A endocardite infecciosa é uma doença complexa associada a uma elevada mortalidade. Uma estreita cooperação interdisciplinar, especialmente entre cardiologistas, infectologistas, radiologistas e cirurgiões cardíacos, é necessária para assegurar o melhor tratamento possível. A publicação de novos artigos, melhorias nas técnicas de imagem e discrepâncias entre as anteriores directrizes europeias e americanas levaram a que as directrizes europeias fossem actualizadas em 2015 [1]. Este artigo resume estas directrizes.
Prevenção
As indicações para a profilaxia da endocardite já eram restritas há alguns anos. As actividades diárias, tais como escovar os dentes, causam uma bacteremia repetitiva e fraca, que presumivelmente representa um risco mais elevado para o desenvolvimento de endocardite do que a bacteremia rara no decurso de uma intervenção (dentária) [2]. Assume-se, portanto, que a profilaxia de endocardite antibiótica só é capaz de prevenir um pequeno número de casos de endocardite, se houver algum.

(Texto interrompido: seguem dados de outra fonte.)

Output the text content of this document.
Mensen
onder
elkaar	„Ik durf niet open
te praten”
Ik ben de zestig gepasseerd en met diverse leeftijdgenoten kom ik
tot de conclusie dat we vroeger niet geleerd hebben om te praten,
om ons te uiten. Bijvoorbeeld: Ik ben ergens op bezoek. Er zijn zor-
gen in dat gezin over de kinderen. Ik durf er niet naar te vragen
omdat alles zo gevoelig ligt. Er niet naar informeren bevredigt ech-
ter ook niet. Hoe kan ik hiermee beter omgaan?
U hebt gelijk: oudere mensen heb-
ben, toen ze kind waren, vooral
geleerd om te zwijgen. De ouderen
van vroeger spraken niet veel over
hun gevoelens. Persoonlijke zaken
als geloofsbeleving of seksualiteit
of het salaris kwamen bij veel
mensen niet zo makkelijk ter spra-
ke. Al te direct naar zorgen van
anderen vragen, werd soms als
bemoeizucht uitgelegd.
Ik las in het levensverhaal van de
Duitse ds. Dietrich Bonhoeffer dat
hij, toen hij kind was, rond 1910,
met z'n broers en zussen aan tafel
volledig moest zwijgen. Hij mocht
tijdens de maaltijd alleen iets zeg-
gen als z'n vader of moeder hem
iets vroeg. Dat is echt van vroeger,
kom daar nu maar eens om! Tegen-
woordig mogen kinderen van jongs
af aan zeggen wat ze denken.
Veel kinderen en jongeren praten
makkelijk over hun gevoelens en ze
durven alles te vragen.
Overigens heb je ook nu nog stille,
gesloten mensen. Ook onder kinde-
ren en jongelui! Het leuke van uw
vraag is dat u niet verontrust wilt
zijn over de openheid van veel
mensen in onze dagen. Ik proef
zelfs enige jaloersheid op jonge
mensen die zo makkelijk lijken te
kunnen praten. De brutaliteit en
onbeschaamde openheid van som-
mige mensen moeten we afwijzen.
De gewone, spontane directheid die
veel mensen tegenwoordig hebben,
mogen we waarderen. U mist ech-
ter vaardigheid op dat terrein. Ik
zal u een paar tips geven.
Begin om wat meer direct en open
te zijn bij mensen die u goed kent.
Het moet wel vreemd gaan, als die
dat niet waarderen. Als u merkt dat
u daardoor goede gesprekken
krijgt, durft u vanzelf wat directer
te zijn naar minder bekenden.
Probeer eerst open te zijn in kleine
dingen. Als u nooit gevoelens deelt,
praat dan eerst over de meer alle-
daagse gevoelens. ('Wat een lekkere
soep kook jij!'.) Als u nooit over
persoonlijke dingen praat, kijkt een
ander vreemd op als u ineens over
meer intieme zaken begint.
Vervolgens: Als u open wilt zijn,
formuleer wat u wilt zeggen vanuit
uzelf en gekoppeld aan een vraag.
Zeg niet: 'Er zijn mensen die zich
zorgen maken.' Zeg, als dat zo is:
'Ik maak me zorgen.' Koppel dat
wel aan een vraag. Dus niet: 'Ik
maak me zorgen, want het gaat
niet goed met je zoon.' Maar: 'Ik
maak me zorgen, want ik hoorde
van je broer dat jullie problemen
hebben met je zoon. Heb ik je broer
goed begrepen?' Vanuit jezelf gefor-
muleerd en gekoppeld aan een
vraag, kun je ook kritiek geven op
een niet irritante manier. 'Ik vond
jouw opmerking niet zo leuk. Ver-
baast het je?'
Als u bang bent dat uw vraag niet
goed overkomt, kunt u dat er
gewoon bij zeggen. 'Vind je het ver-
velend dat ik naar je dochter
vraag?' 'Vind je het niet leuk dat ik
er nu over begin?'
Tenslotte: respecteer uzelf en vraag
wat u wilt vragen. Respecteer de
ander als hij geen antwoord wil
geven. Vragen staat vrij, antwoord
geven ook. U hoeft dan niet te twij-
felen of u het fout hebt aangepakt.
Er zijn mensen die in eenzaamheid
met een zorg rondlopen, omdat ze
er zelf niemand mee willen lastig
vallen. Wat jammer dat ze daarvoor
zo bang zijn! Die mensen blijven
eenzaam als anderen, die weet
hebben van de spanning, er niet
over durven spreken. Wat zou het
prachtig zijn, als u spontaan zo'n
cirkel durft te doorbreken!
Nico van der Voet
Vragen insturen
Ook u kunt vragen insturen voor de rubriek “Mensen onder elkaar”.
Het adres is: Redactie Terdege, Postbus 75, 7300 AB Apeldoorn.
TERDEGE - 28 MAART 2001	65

A profilaxia da endocardite é, portanto, agora apenas recomendada para pacientes com maior risco de aquisição e para um curso desfavorável de endocardite. Segundo as directrizes europeias, trata-se de doentes com válvulas protéticas ou com válvulas reconstruídas (se for utilizado material protético), doentes submetidos a endocardite ou doentes com cianose, cuidados paliativos ou viciação congénita corrigidos por material estranho (durante 6 meses após a intervenção) [1]. As directrizes suíças recomendam ainda a profilaxia para pacientes com um defeito do septo ventricular, um botalli de ducto persistente ou para pacientes com viciação valvar em corações transplantados. Enquanto as directrizes europeias prevêem apenas a profilaxia antes dos procedimentos dentários, na Suíça também se recomenda a profilaxia antes de certos procedimentos sobre as vias gastrointestinais, urogenitais e respiratórias [3].
Diagnóstico
Clínica, microbiologia (especialmente culturas de sangue) e ecocardiografia são as pedras angulares no diagnóstico da endocardite. Além disso, outras técnicas de imagem podem fornecer informações importantes.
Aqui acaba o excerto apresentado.